Sino - Italian
“Development of analysis and assimilation techniques of new advanced Earth observation satellite data into crop models: the case study of cereal crops in Italy and China”.
The project is participated by an Italian and Chinese team pertaining to Universities and research Institutions covering different expertise from optical to radar remote sensing processing for agronomical sciences, and aims to exploit the combined use of optical and radar satellite data to retrieve bio-physical and/or bio-chemical characteristics of soil and crops.

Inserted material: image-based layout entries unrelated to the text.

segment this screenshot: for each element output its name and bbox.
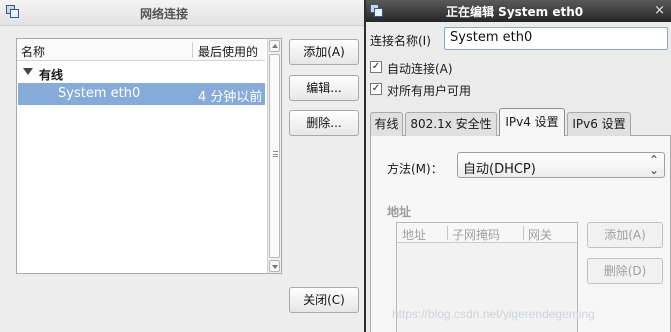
add-button[interactable]: 添加(A) xyxy=(289,39,359,65)
tab-ipv6-settings[interactable]: IPv6 设置 xyxy=(567,112,631,136)
connection-last-used: 4 分钟以前 xyxy=(198,90,263,105)
ipv4-settings-panel: 方法(M)： 自动(DHCP) ⌃ ⌄ 地址 地址 子网掩码 网关 添加(A) 删… xyxy=(370,135,671,332)
group-label: 有线 xyxy=(39,68,64,82)
network-icon xyxy=(370,4,384,18)
list-header: 名称 最后使用的 xyxy=(17,39,265,61)
column-header-address: 地址 xyxy=(402,228,427,242)
network-connections-window: 网络连接 名称 最后使用的 有线 System eth0 4 分钟以前 添加(A… xyxy=(0,0,364,332)
column-divider xyxy=(447,226,448,240)
column-header-netmask: 子网掩码 xyxy=(452,228,501,242)
connection-name-field[interactable]: System eth0 xyxy=(444,27,668,50)
address-table-header: 地址 子网掩码 网关 xyxy=(397,223,577,243)
connection-name: System eth0 xyxy=(58,86,141,101)
network-connections-titlebar[interactable]: 网络连接 xyxy=(0,0,364,26)
add-address-button[interactable]: 添加(A) xyxy=(587,222,663,248)
method-value: 自动(DHCP) xyxy=(463,162,536,177)
scroll-down-icon[interactable] xyxy=(269,260,280,272)
connection-list[interactable]: 名称 最后使用的 有线 System eth0 4 分钟以前 xyxy=(16,38,282,274)
checkbox-checked-icon[interactable]: ✓ xyxy=(370,61,382,73)
connection-name-label: 连接名称(I) xyxy=(370,34,431,48)
network-icon xyxy=(6,5,20,19)
scroll-up-icon[interactable] xyxy=(269,40,280,52)
auto-connect-label: 自动连接(A) xyxy=(387,62,453,76)
edit-connection-dialog: 正在编辑 System eth0 × 连接名称(I) System eth0 ✓… xyxy=(364,0,671,332)
delete-address-button[interactable]: 删除(D) xyxy=(587,258,663,284)
dialog-title: 正在编辑 System eth0 xyxy=(446,5,584,19)
delete-button[interactable]: 删除... xyxy=(289,110,359,136)
combo-arrows-icon: ⌃ ⌄ xyxy=(648,153,659,177)
method-dropdown[interactable]: 自动(DHCP) ⌃ ⌄ xyxy=(457,152,665,178)
window-title: 网络连接 xyxy=(140,7,189,21)
close-button[interactable]: 关闭(C) xyxy=(289,287,359,313)
grip-icon xyxy=(273,151,278,157)
edit-dialog-titlebar[interactable]: 正在编辑 System eth0 × xyxy=(366,0,671,22)
expander-icon[interactable] xyxy=(23,68,33,75)
checkbox-checked-icon[interactable]: ✓ xyxy=(370,83,382,95)
edit-button[interactable]: 编辑... xyxy=(289,75,359,101)
watermark: https://blog.csdn.net/yigerendegeming xyxy=(392,307,595,321)
close-icon[interactable]: × xyxy=(654,3,665,18)
column-header-name[interactable]: 名称 xyxy=(21,43,45,60)
method-label: 方法(M)： xyxy=(387,162,443,176)
vertical-scrollbar[interactable] xyxy=(267,39,281,273)
address-section-label: 地址 xyxy=(387,205,412,219)
column-divider xyxy=(192,42,193,58)
column-divider xyxy=(523,226,524,240)
all-users-label: 对所有用户可用 xyxy=(387,84,472,98)
scroll-thumb[interactable] xyxy=(269,54,280,258)
tab-ipv4-settings[interactable]: IPv4 设置 xyxy=(499,108,565,136)
list-item[interactable]: System eth0 4 分钟以前 xyxy=(18,83,265,105)
tab-wired[interactable]: 有线 xyxy=(370,112,403,136)
column-header-gateway: 网关 xyxy=(528,228,553,242)
group-row-wired[interactable]: 有线 xyxy=(17,63,265,83)
tab-8021x-security[interactable]: 802.1x 安全性 xyxy=(405,112,497,136)
column-header-last-used[interactable]: 最后使用的 xyxy=(198,43,258,60)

Over recent years the availability of data for Earth Observation (EO) multisource / platform has greatly increased. The availability of EO data is enabling the improvement of techniques for retrieving environmental variables (quantitative remote sensing). These variables, however, rarely are used in crop models to derive proxy variables (e.g. yield, consumption of nitrates, proteins content etc.) of strong operational value. To date, in fact, the methods for monitoring crops and in particular of cereal crops (e.g. wheat, rice, maize), both at the local and regional level based on the use of remote sensing data, are still far from being effective and operational. This is because they are not yet able to monitor the various stages of agricultural activities, detect the crops temporal dynamics in a systematic way to be functional for defining corrective actions at field scale during the growing phase.
The synergic use of radar and multispectral optical data (considering the lack of hyperspectral data set until 2017/2020) will be addressed to produce a set of variables functional to train/assimilate in dynamic mode crop growing models (DSSAT will be primarily used) to derive useful information through the growing season (e.g. fertilization) and post harvesting (e.g. nitrate consumption, proteins etc.).
The project is focussed not only on the development of novel techniques for the retrieval of vegetation variables useful for early stress detection or on the validation of optical and radar processing/retrieval techniques, but also on assessing the impact that these agronomical variables have when applied to crop growing models configured at the field scale.